The poet continues for another 29 angry lines, finally urging God to “[t]ake back the divine glory of our genius.” The original Yiddish for the word translated as “divine glory” is shechinah; in both Yiddish and Hebrew, shechinah refers to the indwelling presence of God. In the aftermath of Auschwitz, Molodovsky – audaciously, defiantly – tells God to go away and leave us alone, even though God has for millennia been the source, the very root, of Jewish genius.
In addition to deepening our appreciation of several poets, Norich directed discussions of a number of prose works by Yiddish women writers who display the same convention-shattering defiance as their sister poets. They refuse to remain trapped in the cage of traditional Jewish patriarchy.
Esther Singer Kreitman (1891-1954), sister of world-renowned writer Isaac Bashevis Singer, is but one of many examples. In her novel “Deborah” (1946), published in Yiddish in 1936, the leading character expresses her profound contempt for the Polish Hasidic family into which she has entered through an arranged marriage:
“It positively reeked of poverty and wretchedness …. She noticed a fly on a yellow flypaper, suspended from the ceiling, struggling furiously to escape the fate of the scores of its fellows that had long since given up the struggle and lay dead in the sticky mess.

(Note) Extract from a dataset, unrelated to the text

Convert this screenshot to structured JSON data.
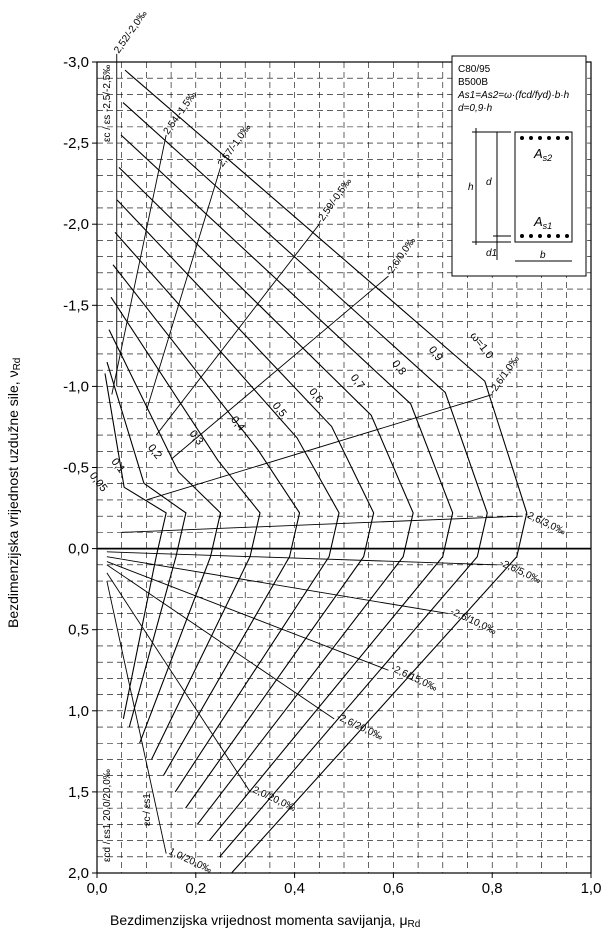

But this one refused to yield, and in the end by forfeiting its leg it saved its life, and the mutilated remains flew away with a horrible buzzing noise. What a foul thing to have in the home – a cemetery of flies!”
The Yiddish women writers we encountered during the first weekend of May have found their voices; they are silent no more. To echo the words of Elie Wiesel, they reflect in their poetry and their prose souls on fire.